Porque alabo a los que me dan, ladro a los que no me dan y a los malos les muerdo".
Cínico significa "perro".
Algunas anécdotas sobre Diógenes hablan acerca de su comportamiento como el de un perro y sus alabanzas a las virtudes de los perros. Esto tiene su razón de ser en la palabra
cínico. El nombre de
cínicos tiene dos orígenes diferentes asociados a sus fundadores. El primero viene del lugar donde Antístenes, su maestro, fundó la escuela y solía enseñar la filosofía, que era el santuario y gimnasio de Cinosargo, cuyo nombre significaría
kyon argos, es decir
perro ágil o
perro blanco. El segundo origen tiene que ver con el comportamiento de Antístenes y de Diógenes, que se asemejaba al de los perros, por lo cual la gente les apodaba con el nombre
kynikos, que es la forma adjetiva de
kyon,
perro. Por tanto
kynikos o
cínicos sería
similares al perro o
perruno. Esta comparación viene por el modo de vida que habían elegido estos personajes, por su idea radical de libertad, su desvergüenza y sus continuos ataques a las tradiciones y los modos de vida sociales.

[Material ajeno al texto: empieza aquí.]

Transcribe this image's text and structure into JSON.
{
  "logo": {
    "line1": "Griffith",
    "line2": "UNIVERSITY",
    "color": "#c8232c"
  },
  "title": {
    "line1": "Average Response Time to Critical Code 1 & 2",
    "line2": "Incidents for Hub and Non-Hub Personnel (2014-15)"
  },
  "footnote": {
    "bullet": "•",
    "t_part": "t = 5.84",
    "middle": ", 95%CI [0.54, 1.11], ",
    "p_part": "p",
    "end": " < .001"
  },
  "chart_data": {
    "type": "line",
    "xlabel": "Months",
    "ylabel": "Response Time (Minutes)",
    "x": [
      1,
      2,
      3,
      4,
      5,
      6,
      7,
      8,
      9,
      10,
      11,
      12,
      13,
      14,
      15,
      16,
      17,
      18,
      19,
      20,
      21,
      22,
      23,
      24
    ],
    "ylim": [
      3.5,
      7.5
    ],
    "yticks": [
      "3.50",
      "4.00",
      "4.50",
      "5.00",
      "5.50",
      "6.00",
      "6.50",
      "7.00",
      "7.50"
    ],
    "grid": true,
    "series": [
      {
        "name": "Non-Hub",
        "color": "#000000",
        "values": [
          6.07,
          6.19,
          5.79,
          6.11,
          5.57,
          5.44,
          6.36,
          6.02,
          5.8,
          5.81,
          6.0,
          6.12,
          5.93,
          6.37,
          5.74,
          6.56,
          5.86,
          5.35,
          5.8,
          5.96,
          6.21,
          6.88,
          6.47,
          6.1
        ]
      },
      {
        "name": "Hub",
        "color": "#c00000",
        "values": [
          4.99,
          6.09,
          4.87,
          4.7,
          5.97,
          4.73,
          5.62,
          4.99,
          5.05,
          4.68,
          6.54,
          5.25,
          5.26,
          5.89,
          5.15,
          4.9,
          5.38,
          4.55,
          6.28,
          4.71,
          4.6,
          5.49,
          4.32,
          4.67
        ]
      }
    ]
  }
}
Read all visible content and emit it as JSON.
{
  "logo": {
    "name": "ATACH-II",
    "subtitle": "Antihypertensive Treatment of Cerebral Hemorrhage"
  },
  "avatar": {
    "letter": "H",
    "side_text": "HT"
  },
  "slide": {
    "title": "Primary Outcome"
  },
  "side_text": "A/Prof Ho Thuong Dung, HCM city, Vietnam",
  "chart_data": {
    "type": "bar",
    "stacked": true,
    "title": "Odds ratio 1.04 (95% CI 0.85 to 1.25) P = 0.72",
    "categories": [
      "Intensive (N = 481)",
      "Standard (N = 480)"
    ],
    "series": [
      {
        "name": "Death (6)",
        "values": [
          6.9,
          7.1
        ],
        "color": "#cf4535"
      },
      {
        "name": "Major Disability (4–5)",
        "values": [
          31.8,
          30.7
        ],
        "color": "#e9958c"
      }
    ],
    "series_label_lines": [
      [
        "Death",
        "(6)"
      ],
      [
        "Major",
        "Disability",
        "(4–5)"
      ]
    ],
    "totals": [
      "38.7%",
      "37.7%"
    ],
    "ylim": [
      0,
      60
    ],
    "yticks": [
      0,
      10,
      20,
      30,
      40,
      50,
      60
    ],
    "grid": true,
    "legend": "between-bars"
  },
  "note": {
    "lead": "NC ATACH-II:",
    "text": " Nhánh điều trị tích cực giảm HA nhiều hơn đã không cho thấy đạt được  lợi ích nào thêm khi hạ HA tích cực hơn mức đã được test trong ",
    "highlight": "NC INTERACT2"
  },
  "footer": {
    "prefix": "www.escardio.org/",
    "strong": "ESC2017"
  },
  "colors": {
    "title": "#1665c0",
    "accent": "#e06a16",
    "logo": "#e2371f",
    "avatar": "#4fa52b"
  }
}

Mi lectura es que Nietzsche odiaba el "falso" cinismo de Diógenes. Si iba a morder a los hombres, que los mordiera a todos como un lobo, nada de eso que soy fiel a los que me dan comida, que trasladado a los tiempos actuales, vendría siendo cualquier profesor de filosofía, que mueve su cola por unos cuantos pesos, y que ya no hace su pega de origen intelectual de todos los grandes movimientos intelectuales. Los últimos grandes movimientos fueron los fenomenológico-hermenéutas y analítico-pragmáticos, y el hijo adoptado, la bioética, pero como dicen las Tesis de Feuerbach, el mundo no trata solo de entenderlo, sino también de cambiarlo. Por eso hoy, la filosofía es solo la sombra de sí misma.